In Grottaglie, Alenia chose to build its factory on a 300-year-old olive grove. Before it could build, it faced months of haggling and had to agree to replant the trees elsewhere. Alenia was in "catch-up mode from the get-go," says a Boeing official. Compounding the problems: The Italians' first couple of test-fuselage sections didn't meet quality standards.
One of the worst problems cropped up at Vought, a longtime Boeing supplier. Its job was to build the rear section of the fuselage. Vought retained design responsibility for the complicated carbon-fiber exterior, but it hired Israeli Aerospace Industries Ltd., of Tel Aviv, to design and build the section's floor. Although relatively simple, the task involved fabricating and assembling more than 6,000 components, from lightweight beams to tiny brackets.
Problems arose in getting many of the items to conform to a tight set of engineering tolerances set by Boeing. Normally, this could be addressed by taking each part through a review process involving a series of sign-offs that typically generate a stack of paperwork approaching an inch thick per part.

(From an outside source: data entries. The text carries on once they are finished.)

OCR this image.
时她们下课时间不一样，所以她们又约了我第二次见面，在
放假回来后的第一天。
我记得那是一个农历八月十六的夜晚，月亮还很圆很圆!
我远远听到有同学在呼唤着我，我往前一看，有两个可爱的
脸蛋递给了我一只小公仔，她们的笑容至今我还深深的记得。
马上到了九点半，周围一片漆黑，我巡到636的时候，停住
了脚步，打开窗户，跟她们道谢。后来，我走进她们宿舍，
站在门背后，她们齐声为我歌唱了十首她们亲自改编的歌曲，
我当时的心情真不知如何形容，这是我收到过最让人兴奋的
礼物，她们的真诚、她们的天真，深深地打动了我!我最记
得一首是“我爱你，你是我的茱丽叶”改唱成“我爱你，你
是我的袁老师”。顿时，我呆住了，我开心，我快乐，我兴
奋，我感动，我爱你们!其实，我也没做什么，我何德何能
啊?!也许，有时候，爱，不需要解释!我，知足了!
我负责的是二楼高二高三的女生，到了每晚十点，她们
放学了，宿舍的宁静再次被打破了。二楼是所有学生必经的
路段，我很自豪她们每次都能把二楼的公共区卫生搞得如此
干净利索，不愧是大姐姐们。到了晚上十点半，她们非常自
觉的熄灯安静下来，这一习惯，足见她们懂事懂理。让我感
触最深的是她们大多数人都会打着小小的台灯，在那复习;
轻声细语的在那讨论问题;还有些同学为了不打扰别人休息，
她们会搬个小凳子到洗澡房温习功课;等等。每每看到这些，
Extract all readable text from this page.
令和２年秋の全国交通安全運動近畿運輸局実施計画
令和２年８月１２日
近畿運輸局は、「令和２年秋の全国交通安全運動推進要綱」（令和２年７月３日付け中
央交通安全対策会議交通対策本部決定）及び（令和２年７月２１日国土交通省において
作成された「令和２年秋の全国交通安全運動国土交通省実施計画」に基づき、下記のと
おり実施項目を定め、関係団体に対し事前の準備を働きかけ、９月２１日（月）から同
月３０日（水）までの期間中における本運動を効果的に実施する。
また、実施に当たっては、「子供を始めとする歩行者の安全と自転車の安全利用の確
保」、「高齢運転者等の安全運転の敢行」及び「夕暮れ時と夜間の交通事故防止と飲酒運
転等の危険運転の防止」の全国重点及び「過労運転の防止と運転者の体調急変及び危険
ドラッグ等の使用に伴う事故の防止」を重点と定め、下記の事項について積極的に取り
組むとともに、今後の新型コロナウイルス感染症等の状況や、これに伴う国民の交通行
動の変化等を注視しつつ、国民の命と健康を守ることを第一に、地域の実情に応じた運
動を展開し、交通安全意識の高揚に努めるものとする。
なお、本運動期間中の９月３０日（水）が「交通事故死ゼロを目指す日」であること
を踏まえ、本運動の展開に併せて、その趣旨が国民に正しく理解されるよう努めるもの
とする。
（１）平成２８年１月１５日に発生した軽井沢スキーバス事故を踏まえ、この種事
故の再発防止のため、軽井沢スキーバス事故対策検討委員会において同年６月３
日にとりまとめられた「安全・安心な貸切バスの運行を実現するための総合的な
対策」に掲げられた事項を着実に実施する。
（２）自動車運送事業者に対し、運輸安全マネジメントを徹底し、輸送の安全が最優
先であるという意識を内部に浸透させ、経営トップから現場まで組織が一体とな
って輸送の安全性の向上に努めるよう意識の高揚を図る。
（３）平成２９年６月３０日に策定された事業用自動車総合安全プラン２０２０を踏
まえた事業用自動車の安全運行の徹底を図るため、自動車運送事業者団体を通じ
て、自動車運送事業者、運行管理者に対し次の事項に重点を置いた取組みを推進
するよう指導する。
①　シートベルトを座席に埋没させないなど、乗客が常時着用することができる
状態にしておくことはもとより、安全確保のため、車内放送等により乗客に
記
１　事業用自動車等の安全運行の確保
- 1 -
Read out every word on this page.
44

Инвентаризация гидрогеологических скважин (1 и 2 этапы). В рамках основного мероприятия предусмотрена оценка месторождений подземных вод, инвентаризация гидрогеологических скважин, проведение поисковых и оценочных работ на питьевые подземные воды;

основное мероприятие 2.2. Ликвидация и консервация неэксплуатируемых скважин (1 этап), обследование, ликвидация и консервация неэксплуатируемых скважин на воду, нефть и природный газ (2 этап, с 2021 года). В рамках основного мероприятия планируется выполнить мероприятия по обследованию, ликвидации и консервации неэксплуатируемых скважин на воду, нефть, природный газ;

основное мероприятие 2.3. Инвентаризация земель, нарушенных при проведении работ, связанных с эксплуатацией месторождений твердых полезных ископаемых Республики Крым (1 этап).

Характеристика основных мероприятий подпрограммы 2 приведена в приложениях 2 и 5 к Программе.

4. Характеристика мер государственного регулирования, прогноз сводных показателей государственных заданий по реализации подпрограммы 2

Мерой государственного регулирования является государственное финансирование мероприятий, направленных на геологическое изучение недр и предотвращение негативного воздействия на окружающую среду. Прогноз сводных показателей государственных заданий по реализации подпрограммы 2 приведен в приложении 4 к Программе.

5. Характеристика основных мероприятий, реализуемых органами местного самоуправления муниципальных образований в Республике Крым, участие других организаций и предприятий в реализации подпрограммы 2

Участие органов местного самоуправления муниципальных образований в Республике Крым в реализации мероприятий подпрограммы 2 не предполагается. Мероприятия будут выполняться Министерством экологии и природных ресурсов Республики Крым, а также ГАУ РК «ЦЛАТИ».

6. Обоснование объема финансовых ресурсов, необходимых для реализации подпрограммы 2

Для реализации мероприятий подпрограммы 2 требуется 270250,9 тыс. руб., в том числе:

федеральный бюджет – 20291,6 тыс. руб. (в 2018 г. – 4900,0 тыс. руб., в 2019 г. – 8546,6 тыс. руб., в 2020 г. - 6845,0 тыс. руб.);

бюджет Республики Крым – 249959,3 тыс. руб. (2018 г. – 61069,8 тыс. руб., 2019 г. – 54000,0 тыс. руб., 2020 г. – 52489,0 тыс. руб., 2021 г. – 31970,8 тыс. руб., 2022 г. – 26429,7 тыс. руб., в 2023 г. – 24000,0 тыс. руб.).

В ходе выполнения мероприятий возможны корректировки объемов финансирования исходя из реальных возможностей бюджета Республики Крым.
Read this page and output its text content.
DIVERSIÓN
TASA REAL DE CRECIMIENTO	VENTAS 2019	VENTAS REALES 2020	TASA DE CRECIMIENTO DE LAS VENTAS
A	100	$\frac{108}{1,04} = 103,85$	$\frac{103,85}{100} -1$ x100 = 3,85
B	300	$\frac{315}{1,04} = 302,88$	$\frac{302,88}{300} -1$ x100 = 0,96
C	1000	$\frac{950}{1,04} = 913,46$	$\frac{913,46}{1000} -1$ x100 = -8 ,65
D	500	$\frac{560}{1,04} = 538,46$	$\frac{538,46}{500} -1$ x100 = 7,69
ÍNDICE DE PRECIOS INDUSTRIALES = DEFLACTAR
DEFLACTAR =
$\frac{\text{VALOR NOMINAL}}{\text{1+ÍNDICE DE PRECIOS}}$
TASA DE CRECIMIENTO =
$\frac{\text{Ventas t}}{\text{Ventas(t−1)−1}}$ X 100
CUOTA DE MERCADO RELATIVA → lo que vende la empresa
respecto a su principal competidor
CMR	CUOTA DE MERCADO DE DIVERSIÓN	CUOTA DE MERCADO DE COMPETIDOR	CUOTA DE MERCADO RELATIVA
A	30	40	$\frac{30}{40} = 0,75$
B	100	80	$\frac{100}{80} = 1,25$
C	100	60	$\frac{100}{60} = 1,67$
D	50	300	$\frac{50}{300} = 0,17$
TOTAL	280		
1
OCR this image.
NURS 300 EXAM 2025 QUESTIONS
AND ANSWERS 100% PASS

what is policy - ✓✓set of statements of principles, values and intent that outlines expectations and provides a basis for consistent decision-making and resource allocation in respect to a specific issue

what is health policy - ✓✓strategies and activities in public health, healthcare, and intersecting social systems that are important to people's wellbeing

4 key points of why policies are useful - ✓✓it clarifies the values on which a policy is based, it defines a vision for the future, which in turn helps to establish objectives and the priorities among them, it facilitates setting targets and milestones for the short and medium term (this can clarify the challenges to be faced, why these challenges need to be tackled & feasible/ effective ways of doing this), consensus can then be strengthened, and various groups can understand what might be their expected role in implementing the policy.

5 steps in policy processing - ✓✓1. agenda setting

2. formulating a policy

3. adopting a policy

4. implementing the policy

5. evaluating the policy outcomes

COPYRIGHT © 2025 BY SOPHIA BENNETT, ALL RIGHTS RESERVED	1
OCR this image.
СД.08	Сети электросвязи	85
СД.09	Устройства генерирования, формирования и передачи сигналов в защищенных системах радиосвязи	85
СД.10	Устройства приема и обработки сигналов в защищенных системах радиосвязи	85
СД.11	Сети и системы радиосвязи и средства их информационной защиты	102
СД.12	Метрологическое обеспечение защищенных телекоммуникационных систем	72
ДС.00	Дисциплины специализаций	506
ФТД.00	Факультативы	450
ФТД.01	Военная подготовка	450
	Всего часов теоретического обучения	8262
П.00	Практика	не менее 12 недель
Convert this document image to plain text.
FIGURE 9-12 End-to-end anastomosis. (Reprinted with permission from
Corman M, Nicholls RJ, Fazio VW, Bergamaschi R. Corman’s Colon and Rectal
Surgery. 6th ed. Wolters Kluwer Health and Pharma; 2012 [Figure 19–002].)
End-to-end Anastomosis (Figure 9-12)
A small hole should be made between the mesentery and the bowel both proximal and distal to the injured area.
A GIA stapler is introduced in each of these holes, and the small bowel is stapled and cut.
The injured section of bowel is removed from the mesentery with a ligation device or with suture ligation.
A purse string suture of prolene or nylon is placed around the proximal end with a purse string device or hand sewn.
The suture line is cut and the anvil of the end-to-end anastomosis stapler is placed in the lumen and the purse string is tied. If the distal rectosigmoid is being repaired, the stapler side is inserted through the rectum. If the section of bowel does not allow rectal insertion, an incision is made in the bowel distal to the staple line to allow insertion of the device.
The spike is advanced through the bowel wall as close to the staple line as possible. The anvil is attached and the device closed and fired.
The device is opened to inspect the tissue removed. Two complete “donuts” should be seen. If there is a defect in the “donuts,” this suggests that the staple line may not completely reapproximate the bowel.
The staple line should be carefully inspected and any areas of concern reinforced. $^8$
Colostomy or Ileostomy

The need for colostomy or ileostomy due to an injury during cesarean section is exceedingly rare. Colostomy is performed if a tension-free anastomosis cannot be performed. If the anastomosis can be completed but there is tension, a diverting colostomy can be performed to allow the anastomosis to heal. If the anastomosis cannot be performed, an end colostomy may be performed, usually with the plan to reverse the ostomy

But Israeli Aerospace was halfway across the world and in the third rung of the new bureaucratic ladder. The sign-off process would have required each document to travel multiple times between Israel, Charleston and Seattle. When it became apparent that this was threatening Vought's ability to deliver its fuselage section, teams of experts from Boeing and Vought were sent to Tel Aviv to walk each part through the process.
The snafu led Vought to replace its executive in charge of 787 work, in part because angry Boeing managers believed they had been misled about how serious the situation was.